I finished the second round of experiments last week, although I will have to redo some — experiments don’t always turn out well.
As I work on my final product, a lab report, data analysis is becoming a very important factor, so I’ll talk a bit about how it works.
Before I even analyze, it’s important that I am blinded to the genotype of every single animal I will be looking at. This way, I can’t (consciously or subconsciously) filter out data that goes against the effect we’re looking for. To that end, all the experiments have a random number associated with them, and I analyze each one not knowing the genotype of the mouse that underwent it.
Secondly, I need to make sure that the data is clean. If some experiments had bad signal (bad transmission of eye movements into electrical voltage that we pick up), I will not be able to use data from them. Our data analysis software, built on top of MATLAB, finds the number of “good cycles,” or proper eye movements that were made during each phase of testing.

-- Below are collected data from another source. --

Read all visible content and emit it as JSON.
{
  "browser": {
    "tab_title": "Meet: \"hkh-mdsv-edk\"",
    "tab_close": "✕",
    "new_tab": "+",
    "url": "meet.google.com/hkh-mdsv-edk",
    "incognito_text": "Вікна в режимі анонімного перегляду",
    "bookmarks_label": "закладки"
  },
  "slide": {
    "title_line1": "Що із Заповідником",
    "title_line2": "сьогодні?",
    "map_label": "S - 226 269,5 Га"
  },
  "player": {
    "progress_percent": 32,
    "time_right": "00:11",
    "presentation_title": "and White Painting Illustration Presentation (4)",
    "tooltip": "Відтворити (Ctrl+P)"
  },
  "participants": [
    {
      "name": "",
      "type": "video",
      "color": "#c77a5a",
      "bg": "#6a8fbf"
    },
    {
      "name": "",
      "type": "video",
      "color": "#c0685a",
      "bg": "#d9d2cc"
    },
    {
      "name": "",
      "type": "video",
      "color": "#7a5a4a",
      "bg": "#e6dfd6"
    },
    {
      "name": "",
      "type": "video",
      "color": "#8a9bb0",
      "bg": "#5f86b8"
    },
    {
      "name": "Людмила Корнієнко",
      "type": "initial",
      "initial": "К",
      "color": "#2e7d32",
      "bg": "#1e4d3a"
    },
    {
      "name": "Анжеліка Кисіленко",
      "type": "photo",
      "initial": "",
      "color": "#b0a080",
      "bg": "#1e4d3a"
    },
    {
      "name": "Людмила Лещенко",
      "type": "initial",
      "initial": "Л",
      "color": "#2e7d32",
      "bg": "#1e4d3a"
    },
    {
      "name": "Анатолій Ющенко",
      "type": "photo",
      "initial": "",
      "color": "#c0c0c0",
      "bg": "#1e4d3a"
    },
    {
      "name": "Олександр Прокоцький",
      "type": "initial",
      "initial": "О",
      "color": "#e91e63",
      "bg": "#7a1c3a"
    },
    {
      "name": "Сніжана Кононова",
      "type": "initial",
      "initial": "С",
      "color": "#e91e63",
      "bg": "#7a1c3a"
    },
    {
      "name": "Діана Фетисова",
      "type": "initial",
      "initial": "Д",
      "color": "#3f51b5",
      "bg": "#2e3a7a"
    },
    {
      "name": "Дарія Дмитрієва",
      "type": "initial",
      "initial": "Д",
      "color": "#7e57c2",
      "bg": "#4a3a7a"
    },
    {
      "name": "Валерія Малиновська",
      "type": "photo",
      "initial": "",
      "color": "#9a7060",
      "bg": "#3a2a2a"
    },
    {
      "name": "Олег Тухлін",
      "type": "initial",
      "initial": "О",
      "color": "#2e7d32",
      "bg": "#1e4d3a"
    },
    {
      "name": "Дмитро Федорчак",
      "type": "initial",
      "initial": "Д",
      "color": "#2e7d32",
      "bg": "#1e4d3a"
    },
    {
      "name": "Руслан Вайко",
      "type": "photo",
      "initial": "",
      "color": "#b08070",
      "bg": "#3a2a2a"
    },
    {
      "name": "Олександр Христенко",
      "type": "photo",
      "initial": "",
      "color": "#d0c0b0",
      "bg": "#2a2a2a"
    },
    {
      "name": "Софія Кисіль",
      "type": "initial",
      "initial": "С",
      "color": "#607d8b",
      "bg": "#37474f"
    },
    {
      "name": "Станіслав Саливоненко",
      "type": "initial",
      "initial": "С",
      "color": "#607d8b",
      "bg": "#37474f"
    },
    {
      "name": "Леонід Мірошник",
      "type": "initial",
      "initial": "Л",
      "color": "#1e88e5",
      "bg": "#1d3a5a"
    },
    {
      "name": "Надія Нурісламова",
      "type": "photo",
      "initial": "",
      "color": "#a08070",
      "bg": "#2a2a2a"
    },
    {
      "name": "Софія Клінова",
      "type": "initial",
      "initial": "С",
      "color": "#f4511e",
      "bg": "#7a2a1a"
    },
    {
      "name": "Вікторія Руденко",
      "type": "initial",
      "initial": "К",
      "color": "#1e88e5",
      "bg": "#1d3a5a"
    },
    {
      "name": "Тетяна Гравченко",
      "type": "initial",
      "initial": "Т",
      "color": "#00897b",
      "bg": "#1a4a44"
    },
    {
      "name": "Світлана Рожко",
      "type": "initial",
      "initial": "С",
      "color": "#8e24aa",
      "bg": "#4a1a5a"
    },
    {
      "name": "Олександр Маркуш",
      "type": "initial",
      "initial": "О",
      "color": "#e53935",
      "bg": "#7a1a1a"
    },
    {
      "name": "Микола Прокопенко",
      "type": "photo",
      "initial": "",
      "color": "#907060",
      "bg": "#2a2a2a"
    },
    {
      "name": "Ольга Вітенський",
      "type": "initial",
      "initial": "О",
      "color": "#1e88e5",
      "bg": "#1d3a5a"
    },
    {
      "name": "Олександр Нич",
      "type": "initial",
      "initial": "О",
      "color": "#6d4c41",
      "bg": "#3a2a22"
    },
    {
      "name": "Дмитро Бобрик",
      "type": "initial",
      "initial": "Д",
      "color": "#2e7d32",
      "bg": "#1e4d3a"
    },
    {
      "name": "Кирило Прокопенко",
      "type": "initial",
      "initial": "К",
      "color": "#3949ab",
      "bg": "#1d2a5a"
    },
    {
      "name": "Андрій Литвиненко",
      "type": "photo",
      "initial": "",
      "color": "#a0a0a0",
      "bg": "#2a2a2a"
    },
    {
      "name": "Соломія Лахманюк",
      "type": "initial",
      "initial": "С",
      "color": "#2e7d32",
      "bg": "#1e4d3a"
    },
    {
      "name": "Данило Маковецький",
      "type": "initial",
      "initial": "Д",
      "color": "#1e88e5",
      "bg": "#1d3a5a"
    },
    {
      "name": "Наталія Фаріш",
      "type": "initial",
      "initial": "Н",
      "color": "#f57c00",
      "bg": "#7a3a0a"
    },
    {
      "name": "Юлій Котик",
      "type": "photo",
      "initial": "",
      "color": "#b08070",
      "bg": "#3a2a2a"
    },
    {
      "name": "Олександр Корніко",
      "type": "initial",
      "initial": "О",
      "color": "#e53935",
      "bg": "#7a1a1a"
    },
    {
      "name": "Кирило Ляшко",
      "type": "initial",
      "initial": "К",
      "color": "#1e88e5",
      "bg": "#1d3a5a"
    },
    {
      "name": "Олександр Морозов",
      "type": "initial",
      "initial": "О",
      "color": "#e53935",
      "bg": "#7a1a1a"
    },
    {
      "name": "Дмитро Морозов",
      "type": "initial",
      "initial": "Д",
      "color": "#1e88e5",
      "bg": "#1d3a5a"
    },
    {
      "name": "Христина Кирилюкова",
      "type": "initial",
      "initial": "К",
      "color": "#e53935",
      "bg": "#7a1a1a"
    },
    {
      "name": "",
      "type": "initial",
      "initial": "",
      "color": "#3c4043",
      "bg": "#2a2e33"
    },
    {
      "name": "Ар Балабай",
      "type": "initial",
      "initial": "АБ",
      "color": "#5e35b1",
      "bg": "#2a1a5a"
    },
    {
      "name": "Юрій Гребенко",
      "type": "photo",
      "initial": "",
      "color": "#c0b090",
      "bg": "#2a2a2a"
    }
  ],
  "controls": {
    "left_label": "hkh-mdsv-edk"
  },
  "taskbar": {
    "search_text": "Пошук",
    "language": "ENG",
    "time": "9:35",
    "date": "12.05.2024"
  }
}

If there are very few good cycles, we typically throw out that experiment. After all, if we can’t detect enough sinusoidal eye movements, how are we to find meaningful amplitudes of these sinusoids?
All of the “good cycles,” cycles with no saccades (erratic eye movements), are averaged to make one graph, and a sine curve is fit to this graph as shown below.
Ignore the green for now. We won’t talk about that. But as you can see, there are 37 good cycles in this particular test phase, out of 42 possible, and a value for amplitude (“Rel Gain”) is calculated from the sine curve (red) fit to the data).
Once I’m satisfied the data is clean, I look at the eye amplitudes over time (which are handily contained in an Excel file) and make nice graphs out of them in Excel. You’ll see that graph this weekend, so get ready!
Overall, I am so thankful to have gotten the opportunity to work at the Raymond Lab for almost a year now. I really look forward to seeing you at the Senior Project presentations!